Erholung nach der Handball-Europameisterschaft? Fehlanzeige. Die Bundesliga startet direkt wieder durch und lässt vor allem den Top-Stars kaum Zeit zum Durchatmen. Bereits am Dienstag geht’s los in der Liga.
An der Tabellenspitze thront der SC Magdeburg – ungeschlagen, unersättlich und mit der Selbstsicherheit eines Teams, das in den letzten Jahren einfach alles gewonnen hat, was nicht bei drei in einer Vitrine war. Zwei Meisterschaften, zwei Champions-League-Titel, zwei Klub-Weltmeisterschaften, ein Pokalsieg: Die Mannschaft läuft wie eine Maschine. Und der Hunger wird eher größer als kleiner, wie Geschäftsführer Marc-Henrik Schmedt mit seiner seltenen Kampfansage klarmachte: „Wir geben keine Ruhe, es zu wiederholen, es zu wiederholen, es zu wiederholen.“
Passend dazu startet der SCM gleich mit einem Kracher: Lemgo, Tabellendritter und Top-Form –der erste echte Prüfstein nach der EM-Pause. Und mittendrin Gisli Kristjansson, der nach Islands knapp verpasster EM-Medaille nun umso entschlossener zurück auf die Bundesliga-Bühne stürmt: „Ich will jedes Spiel dominieren.“ Klingt, als hätte Magdeburg keine Lust, das Titelrennen künstlich spannend zu machen.
Magdeburgs Verfolger
Verfolger Nummer eins: die SG Flensburg-Handewitt, allerdings mit massiver EM-Dauerbelastung. neun Spieler im Turnier, sechs davon als Europameister zurück – und kaum Zeit, die Pokale abzustauben.
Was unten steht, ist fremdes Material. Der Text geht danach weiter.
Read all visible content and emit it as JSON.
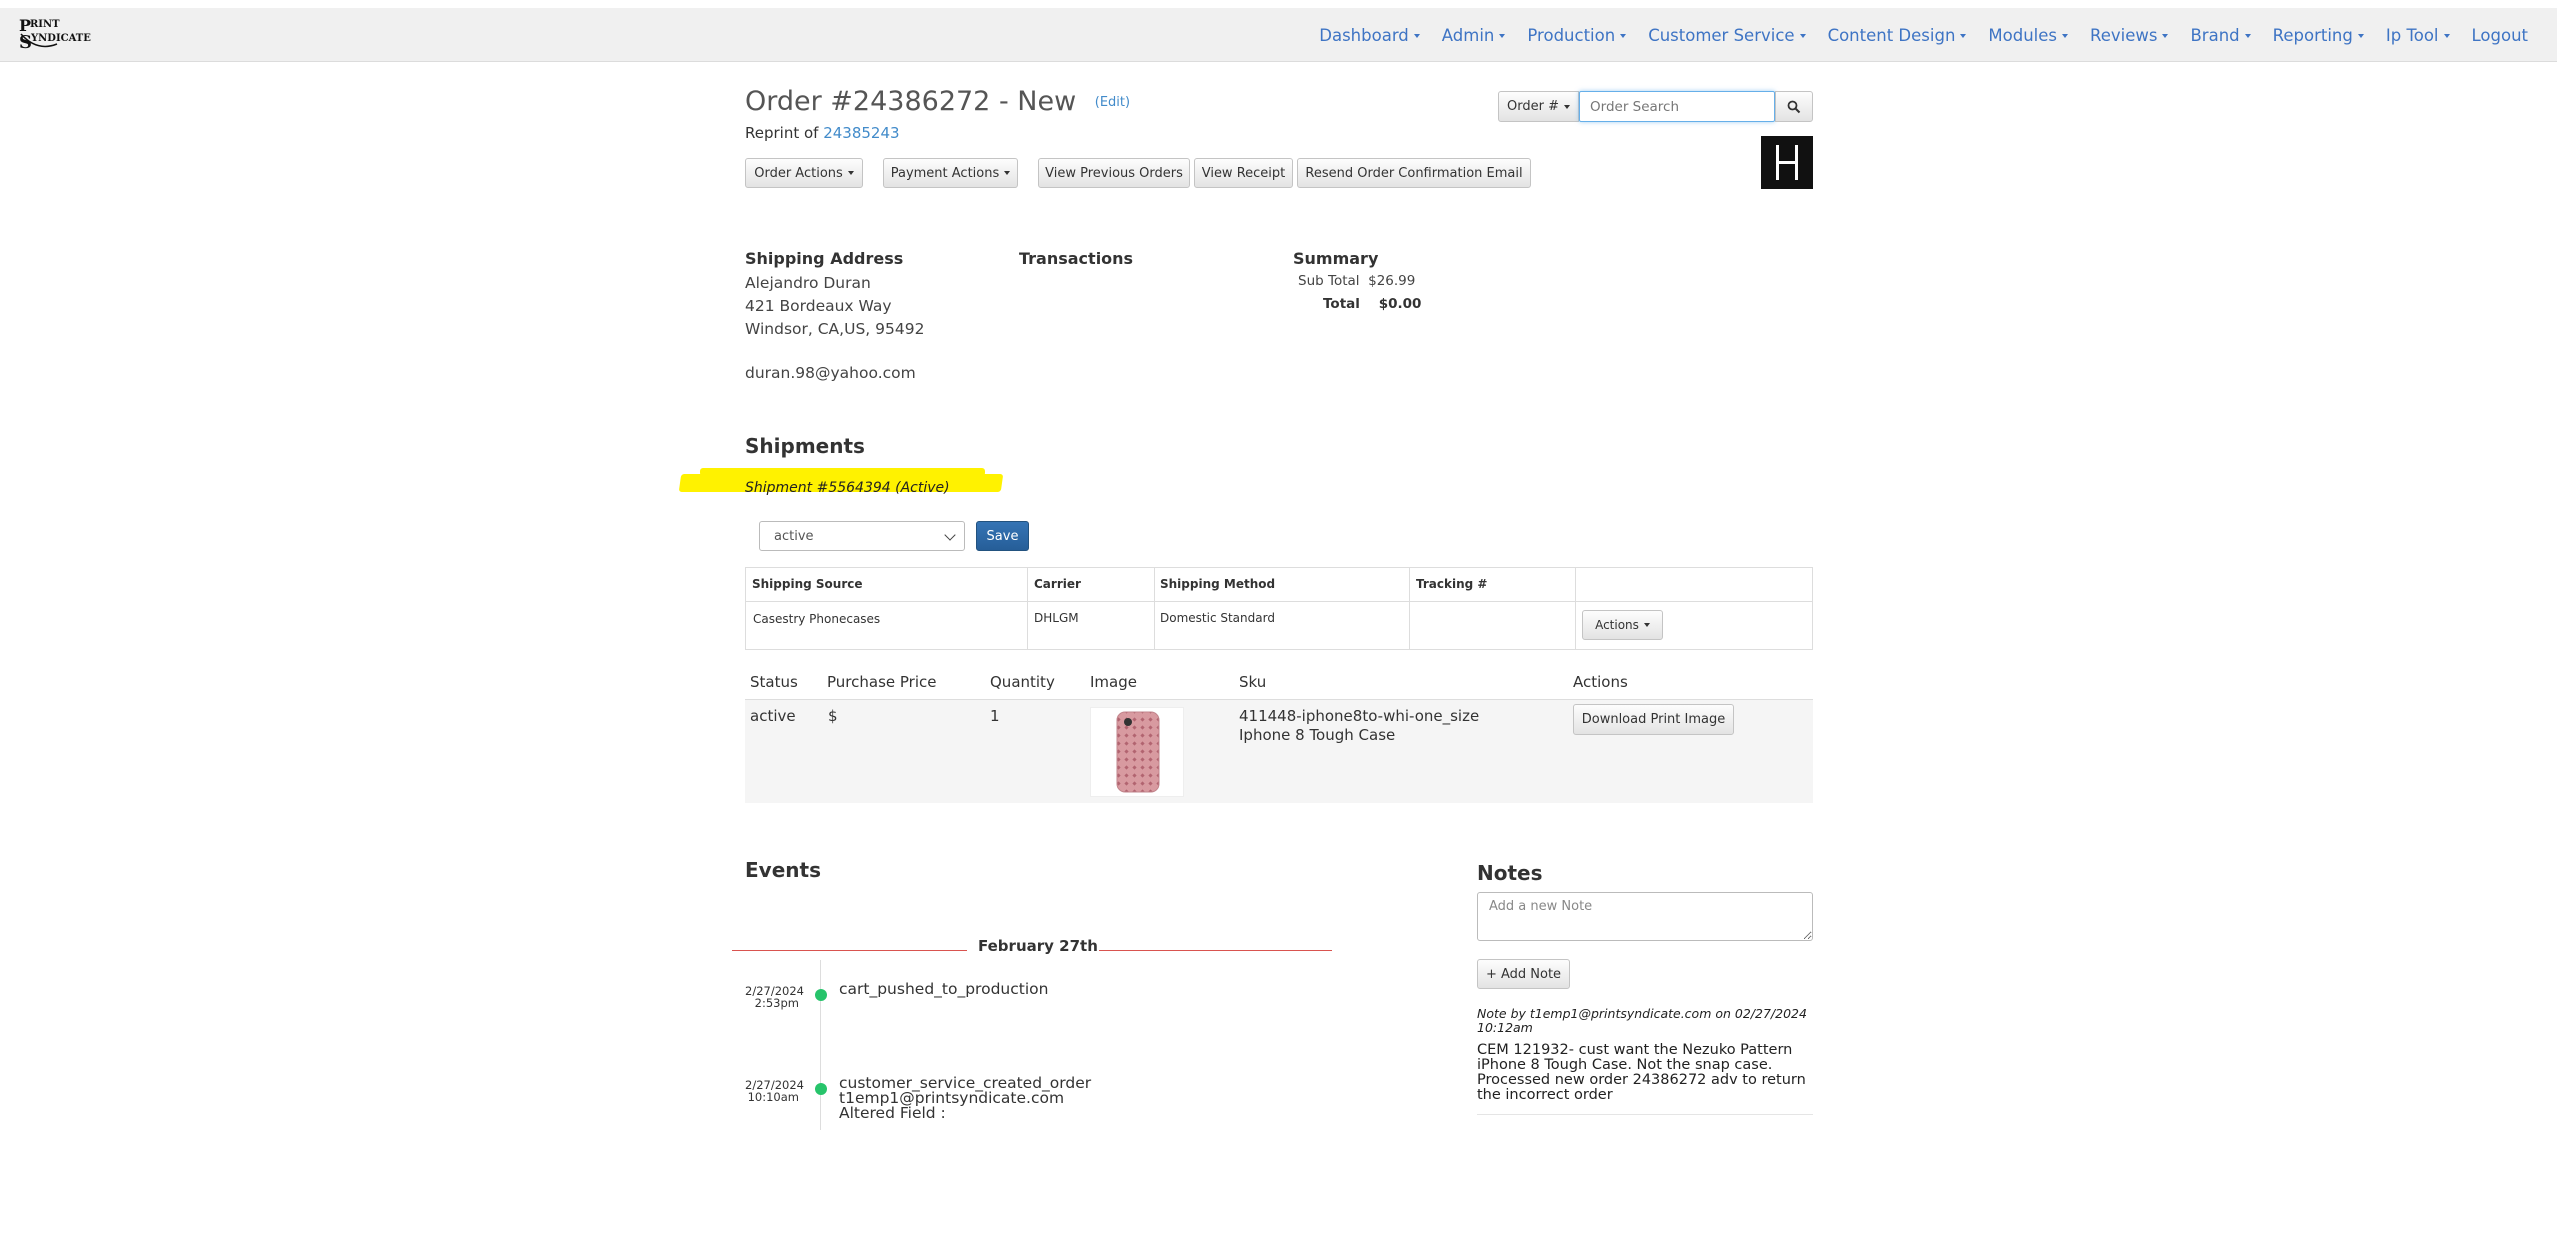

Denn am Dienstag geht’s direkt nach Gummersbach. Der VfL gehört zu den Teams, die jede Sekunde Regeneration ihrer Gegner bestrafen. Flensburg steht aktuell auf Platz zwei und liegt damit voll im Champions-League-Kurs. Kapitän Johannes Golla, der in Dänemark mega performte, wäre eine Pause zwar lieb gewesen, formuliert es aber pragmatisch: „Letztendlich soll ich wieder das machen, was ich sehr gerne tue: Handball spielen.“ Und genau das muss die SG jetzt im Zwei-Spiele-pro-Woche-Modus durchhalten, wenn sie Magdeburg gefährlich werden will.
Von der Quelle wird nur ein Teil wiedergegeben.